Sie fordern Theolog*innen und Mitarbeiter*innen und Mitarbeiter der Evangelisch-Lutherischen Kirche in Bayern auf, ihr Schreiben mit dem Titel "Für das Leben - gegen die Logik der Gewalt in Israel und Palästina" per Unterschrift im Internet zu unterstützen. Bisher haben 245 Menschen den Appell unterschrieben (Stand Dienstagnachmittag).

Pfarrer: Wir können nicht länger wegsehen

Uda Weidt (Uffenheim), Dörthe Knoch (Ansbach), Ute Böhne und Thomas Amberg (beide Nürnberg) bitten zudem die Kirchenleitung, ihre Forderungen für eine sofortige Waffenruhe in Gaza und die Freilassung aller Geiseln zu unterstützen und gegenüber der Bundesregierung diese Position zu vertreten.

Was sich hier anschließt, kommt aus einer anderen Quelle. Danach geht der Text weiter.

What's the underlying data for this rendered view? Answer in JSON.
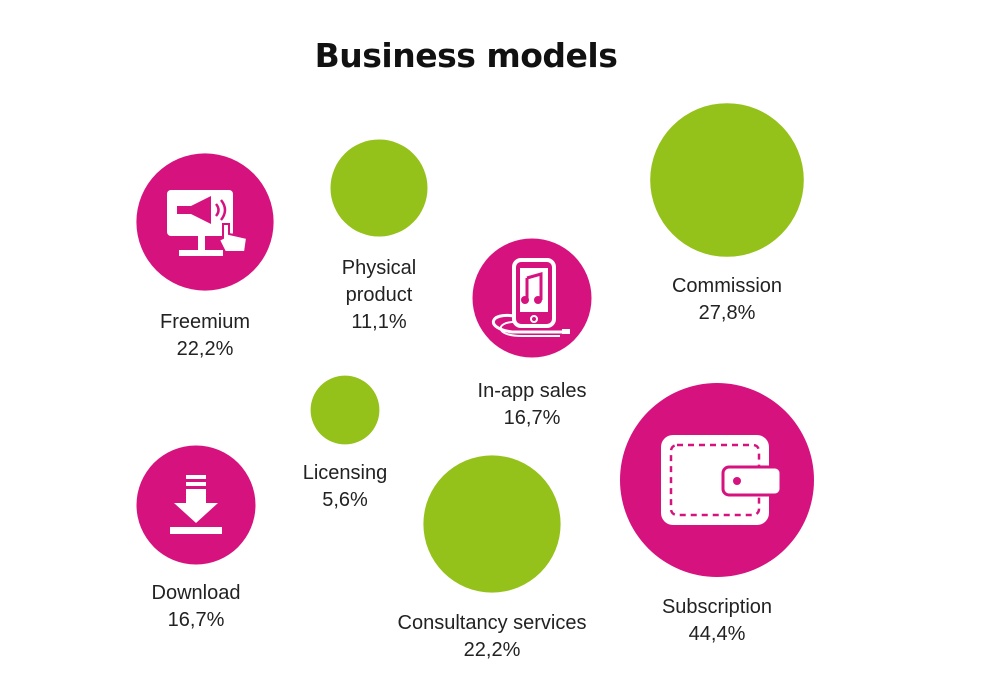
{
  "colors": {
    "magenta": "#d6127f",
    "green": "#94c11a",
    "icon": "#ffffff",
    "text": "#222222"
  },
  "chart_data": {
    "type": "bubble",
    "title": "Business models",
    "unit": "%",
    "items": [
      {
        "label": "Freemium",
        "value": 22.2,
        "value_label": "22,2%",
        "color": "magenta",
        "icon": "billboard-megaphone-icon"
      },
      {
        "label": "Physical product",
        "label_lines": [
          "Physical",
          "product"
        ],
        "value": 11.1,
        "value_label": "11,1%",
        "color": "green",
        "icon": ""
      },
      {
        "label": "In-app sales",
        "value": 16.7,
        "value_label": "16,7%",
        "color": "magenta",
        "icon": "phone-music-icon"
      },
      {
        "label": "Commission",
        "value": 27.8,
        "value_label": "27,8%",
        "color": "green",
        "icon": ""
      },
      {
        "label": "Licensing",
        "value": 5.6,
        "value_label": "5,6%",
        "color": "green",
        "icon": ""
      },
      {
        "label": "Download",
        "value": 16.7,
        "value_label": "16,7%",
        "color": "magenta",
        "icon": "download-arrow-icon"
      },
      {
        "label": "Consultancy services",
        "value": 22.2,
        "value_label": "22,2%",
        "color": "green",
        "icon": ""
      },
      {
        "label": "Subscription",
        "value": 44.4,
        "value_label": "44,4%",
        "color": "magenta",
        "icon": "wallet-icon"
      }
    ]
  }
}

"Wir können nicht länger wegsehen und schweigen angesichts des unvorstellbaren Leids der palästinensischen Zivilbevölkerung", schreiben die Autor*innen der Petition. Sie fordern "die bedingungslose Wiederaufnahme umfassender UN-geleiteter humanitärer und medizinischer Hilfe für die notleidende Bevölkerung".

Ihre Solidarität gelte allen Opfern, Israelis wie Palästinensern. Im Aufruf heißt es, "wir stehen zur Existenz des Staates Israel in den international anerkannten Grenzen". Gleichzeitig stehe man auch "zum Recht des palästinensischen Volkes auf Freiheit, Gerechtigkeit und politische Selbstbestimmung".

Deutschland soll sich an Sanktionen gegen Israel beteiligen

Um politischen Druck gegenüber der gegenwärtigen Regierung Israels aufzubauen, müsse Deutschland sich an Sanktionen im Rahmen der EU-Politik gegenüber Israel beteiligen, fordern die evangelischen Pfarrer*innen.

Dies dürfe nicht "durch eine missbräuchliche Verwendung des Begriffs als 'antisemitisch' diffamiert werden", stellen sie fest.

In ihrem Aufruf räumen die Theolog*innen ein, dass ihre Formulierungen dem einen "zu zahm", anderen "zu scharf" erscheinen werden. Es komme aber "auf ein gemeinsames Zeichen an".